El propósito francés al nombrarnos de esta hilarante manera se veía a las claras desde un primer momento: incorporar a Francia a esta comunidad inmensa de indios, españoles, portugueses, africanos y algo de franceses, que hasta entonces se llamaba, simplemente, América española. El vínculo entre todos debía ser el origen de la cultura occidental.

Seguramente desde un principio se armó el debate: ¿Cuán cierto era el bautizo? Si nuestro origen era latino, pues entonces era también greco, y en vez de latinos podíamos llamarnos, sin rubor, grecolatinos, así de paso incorporábamos algunos países más a nuestra comunidad.
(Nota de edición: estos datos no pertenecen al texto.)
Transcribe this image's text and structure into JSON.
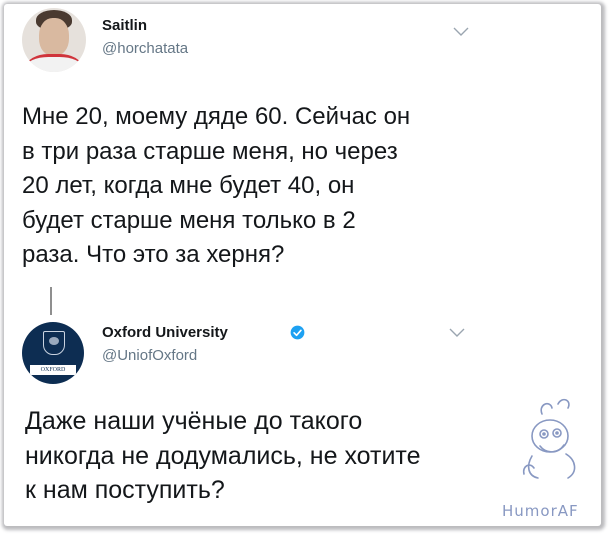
{
  "tweet1": {
    "name": "Saitlin",
    "handle": "@horchatata",
    "text": "Мне 20, моему дяде 60. Сейчас он\nв три раза старше меня, но через\n20 лет, когда мне будет 40, он\nбудет старше меня только в 2\nраза. Что это за херня?",
    "avatar_icon": "user-photo",
    "menu_icon": "chevron-down-icon"
  },
  "tweet2": {
    "name": "Oxford University",
    "handle": "@UniofOxford",
    "verified_icon": "verified-badge-icon",
    "avatar_caption": "OXFORD",
    "text": "Даже наши учёные до такого\nникогда не додумались, не хотите\nк нам поступить?",
    "menu_icon": "chevron-down-icon"
  },
  "watermark": {
    "text": "HumorAF"
  },
  "colors": {
    "text": "#14171a",
    "handle": "#657786",
    "verified": "#1da1f2",
    "oxford_blue": "#0d2d52",
    "watermark": "#8898c2"
  }
}
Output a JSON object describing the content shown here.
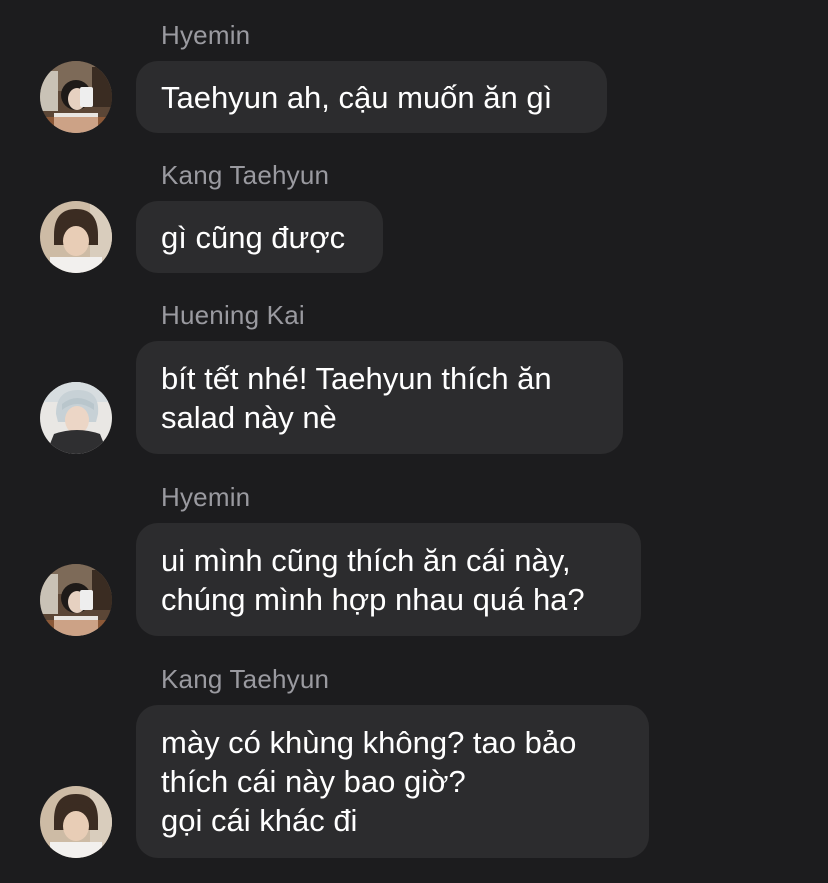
{
  "messages": [
    {
      "sender": "Hyemin",
      "avatar_icon": "profile-photo-hyemin",
      "lines": [
        "Taehyun ah, cậu muốn ăn gì"
      ]
    },
    {
      "sender": "Kang Taehyun",
      "avatar_icon": "profile-photo-taehyun",
      "lines": [
        "gì cũng được"
      ]
    },
    {
      "sender": "Huening Kai",
      "avatar_icon": "profile-photo-huening-kai",
      "lines": [
        "bít tết nhé! Taehyun thích ăn",
        "salad này nè"
      ]
    },
    {
      "sender": "Hyemin",
      "avatar_icon": "profile-photo-hyemin",
      "lines": [
        "ui mình cũng thích ăn cái này,",
        "chúng mình hợp nhau quá ha?"
      ]
    },
    {
      "sender": "Kang Taehyun",
      "avatar_icon": "profile-photo-taehyun",
      "lines": [
        "mày có khùng không? tao bảo",
        "thích cái này bao giờ?",
        "gọi cái khác đi"
      ]
    }
  ],
  "colors": {
    "background": "#1c1c1e",
    "bubble": "#2c2c2e",
    "sender_name": "#9a9aa0",
    "message_text": "#ffffff"
  }
}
Pero Chevalier pensó que Latino América era suficiente y allí trazó su raya en el pasado cultural. Fue una estupenda idea para su tiempo, capaz todavía ahora de inflar el pecho a los hombres con pretensiones de amante latino, pensando a ratos en Marcelo Mastroiani o en Alain Delon. En Venecia.

Para colmo, en el último cuarto del siglo XVIII se fundó Estados Unidos sin nombre propio y, sin más, se apropió del nombre de toda esta América. Es decir: del continente entero: Estados Unidos de América. Esa fue otra avivada sin igual de aquellos tiempos. Como “Estados Unidos” no es un nombre propio, pues no dudaron en echar mano al nombre de todo el continente. Desde entonces, hasta ahora, ellos son los americanos para todo el mundo. Todos los demás son centro americanos, sur americanos, y a los mexicanos se les hace muy difícil explicar que son norteamericanos pero que hablan castellano y son católicos. Ese bautizo sin nombre desató, a la vez, un proyecto de imperio que se sintetizó en una frase de terror: América para los americanos.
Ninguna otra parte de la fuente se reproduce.